Considering that well-earned sense of confidence, it isn’t surprising that, since they’ve returned to the road, Jason Boland & The Stragglers have been performing The Light Saw Me straight through during their live shows.

“It feels great [with the audience],” Boland says. “You have your hardcore fans that are there with you, wherever you go. And then you’ve got people that are familiar with your music that are just out for the night. Maybe they came to hear this song or that song. But, the album’s material flows really well. And, when we play it live with the different breaks and the different narrations and the instrumentals, the fans are just really in for it.”

He recalls that, sometimes, in the middle of the 40-minute concept piece, certain vocal audience members will make a request or two.
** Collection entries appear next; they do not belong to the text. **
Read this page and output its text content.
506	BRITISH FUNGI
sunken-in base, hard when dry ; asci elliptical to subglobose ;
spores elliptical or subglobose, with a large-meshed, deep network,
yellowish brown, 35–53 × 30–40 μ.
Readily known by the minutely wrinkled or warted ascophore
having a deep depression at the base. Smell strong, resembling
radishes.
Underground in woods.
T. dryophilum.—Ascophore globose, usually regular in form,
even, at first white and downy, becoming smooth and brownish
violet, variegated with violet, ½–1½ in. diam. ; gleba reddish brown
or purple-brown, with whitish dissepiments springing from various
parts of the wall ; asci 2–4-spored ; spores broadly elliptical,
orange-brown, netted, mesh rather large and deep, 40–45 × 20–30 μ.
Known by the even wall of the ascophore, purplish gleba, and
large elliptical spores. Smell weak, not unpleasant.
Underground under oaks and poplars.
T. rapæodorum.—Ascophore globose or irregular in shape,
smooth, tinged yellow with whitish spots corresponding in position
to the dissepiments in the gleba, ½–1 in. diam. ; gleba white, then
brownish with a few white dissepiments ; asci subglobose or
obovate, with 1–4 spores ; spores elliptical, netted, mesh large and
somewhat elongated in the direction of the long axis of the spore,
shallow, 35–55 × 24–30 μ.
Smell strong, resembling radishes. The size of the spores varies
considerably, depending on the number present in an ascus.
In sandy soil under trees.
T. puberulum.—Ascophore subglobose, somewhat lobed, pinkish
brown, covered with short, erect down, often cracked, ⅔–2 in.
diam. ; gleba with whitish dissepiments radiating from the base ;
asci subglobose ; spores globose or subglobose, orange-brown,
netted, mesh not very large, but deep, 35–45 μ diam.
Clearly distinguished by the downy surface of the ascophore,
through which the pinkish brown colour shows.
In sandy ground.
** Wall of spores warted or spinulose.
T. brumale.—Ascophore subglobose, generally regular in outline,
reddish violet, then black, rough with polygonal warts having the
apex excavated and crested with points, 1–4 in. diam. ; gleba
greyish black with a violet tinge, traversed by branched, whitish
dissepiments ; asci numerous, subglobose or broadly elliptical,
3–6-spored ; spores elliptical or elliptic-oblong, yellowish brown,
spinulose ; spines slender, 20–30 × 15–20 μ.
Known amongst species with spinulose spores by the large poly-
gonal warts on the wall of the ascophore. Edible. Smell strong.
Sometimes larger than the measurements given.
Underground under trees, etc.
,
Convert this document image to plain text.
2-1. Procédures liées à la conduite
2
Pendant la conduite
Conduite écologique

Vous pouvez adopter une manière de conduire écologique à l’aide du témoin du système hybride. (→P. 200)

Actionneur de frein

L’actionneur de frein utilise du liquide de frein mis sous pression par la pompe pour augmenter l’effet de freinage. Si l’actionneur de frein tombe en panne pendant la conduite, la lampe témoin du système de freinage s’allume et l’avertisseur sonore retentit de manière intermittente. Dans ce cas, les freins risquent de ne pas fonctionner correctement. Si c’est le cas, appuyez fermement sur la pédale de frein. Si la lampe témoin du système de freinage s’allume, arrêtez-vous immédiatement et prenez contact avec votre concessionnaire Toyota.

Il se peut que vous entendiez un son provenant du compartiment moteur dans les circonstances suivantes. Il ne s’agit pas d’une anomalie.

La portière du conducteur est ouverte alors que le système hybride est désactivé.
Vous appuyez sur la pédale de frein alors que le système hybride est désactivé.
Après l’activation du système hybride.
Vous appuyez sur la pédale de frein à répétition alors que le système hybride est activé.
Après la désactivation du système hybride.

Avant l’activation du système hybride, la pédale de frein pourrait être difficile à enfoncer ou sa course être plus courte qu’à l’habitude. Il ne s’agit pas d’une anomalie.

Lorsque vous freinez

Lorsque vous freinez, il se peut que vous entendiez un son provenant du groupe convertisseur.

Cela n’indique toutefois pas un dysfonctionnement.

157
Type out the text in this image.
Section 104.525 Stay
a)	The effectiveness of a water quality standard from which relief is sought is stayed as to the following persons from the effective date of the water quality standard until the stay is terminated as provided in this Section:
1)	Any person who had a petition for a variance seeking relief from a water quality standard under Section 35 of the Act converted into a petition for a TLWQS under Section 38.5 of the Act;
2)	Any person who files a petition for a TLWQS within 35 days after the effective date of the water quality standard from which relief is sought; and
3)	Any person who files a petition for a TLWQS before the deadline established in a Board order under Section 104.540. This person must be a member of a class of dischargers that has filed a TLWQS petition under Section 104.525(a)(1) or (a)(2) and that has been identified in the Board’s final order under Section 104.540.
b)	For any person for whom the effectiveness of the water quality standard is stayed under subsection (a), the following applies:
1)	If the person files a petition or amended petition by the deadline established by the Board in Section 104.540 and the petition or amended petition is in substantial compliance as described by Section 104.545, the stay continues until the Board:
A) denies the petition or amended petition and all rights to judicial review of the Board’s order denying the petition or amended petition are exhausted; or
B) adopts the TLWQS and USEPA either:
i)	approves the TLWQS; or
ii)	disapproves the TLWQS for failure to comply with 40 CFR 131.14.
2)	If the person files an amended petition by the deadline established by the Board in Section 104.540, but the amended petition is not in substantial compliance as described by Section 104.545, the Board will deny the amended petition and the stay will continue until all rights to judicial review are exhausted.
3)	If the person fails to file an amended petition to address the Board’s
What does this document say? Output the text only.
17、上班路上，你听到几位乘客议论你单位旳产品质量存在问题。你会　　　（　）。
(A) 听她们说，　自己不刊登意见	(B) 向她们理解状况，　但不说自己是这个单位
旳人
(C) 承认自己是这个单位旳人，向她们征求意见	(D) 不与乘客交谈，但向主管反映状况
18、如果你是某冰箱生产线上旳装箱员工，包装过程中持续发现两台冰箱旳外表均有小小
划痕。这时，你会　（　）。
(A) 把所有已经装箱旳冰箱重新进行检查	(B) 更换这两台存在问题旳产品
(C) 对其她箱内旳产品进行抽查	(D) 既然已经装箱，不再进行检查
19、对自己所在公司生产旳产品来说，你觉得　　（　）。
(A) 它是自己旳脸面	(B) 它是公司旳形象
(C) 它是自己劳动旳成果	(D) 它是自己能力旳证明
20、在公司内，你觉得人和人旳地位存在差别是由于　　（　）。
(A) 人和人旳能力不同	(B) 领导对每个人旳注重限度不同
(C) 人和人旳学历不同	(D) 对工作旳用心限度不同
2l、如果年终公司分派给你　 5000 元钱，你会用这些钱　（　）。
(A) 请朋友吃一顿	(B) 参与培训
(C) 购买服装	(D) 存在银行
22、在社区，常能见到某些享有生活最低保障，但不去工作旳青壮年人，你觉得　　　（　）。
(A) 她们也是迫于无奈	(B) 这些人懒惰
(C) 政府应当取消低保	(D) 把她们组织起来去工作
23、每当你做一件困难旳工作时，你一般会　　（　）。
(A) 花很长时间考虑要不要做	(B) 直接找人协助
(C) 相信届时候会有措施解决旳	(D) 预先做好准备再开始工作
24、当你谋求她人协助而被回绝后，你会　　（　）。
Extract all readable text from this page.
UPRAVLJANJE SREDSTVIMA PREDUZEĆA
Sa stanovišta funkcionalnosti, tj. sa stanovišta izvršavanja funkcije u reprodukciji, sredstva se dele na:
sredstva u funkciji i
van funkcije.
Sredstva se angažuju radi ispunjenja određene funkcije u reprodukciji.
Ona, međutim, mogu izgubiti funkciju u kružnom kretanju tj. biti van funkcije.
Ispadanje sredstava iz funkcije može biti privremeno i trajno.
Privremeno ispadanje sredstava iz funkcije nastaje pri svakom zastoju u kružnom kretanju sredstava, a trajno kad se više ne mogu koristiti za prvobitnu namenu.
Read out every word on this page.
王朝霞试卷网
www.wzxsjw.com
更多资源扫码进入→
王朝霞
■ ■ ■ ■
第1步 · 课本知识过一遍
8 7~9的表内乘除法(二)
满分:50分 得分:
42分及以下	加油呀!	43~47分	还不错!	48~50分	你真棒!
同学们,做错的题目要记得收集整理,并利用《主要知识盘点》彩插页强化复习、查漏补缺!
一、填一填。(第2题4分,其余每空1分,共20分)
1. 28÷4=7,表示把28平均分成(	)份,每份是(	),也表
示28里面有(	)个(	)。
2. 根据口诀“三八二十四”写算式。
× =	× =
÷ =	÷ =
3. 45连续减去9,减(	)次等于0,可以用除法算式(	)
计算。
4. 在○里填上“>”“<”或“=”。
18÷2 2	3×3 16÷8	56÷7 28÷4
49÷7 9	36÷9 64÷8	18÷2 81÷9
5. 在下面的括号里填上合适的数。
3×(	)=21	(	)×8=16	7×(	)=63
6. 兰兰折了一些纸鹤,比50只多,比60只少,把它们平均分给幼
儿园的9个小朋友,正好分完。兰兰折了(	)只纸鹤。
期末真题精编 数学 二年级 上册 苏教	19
But Boland doesn’t mind. “They’re probably shouting for something that we’re going to play later anyway,” he says with a laugh.

However, the live show is not a pure duplication of the album: The touring lineup is slightly different from the recording configuration, and the live setting presents its own series of restraints. And Boland is embracing the variety.

“We are, first and foremost, a live band. We’ve always seen ourselves as in the jam vein. We’re going to be doing this so long that lineups are going to change and the instrumentation is going to change,” he explains. “When it comes to soloing or what you’re feeling one night, things will change. If the pedal-steel player wants to jump up on lead guitar on one tune, then I’ve never been the type of guy to even look twice at that. I encourage it.”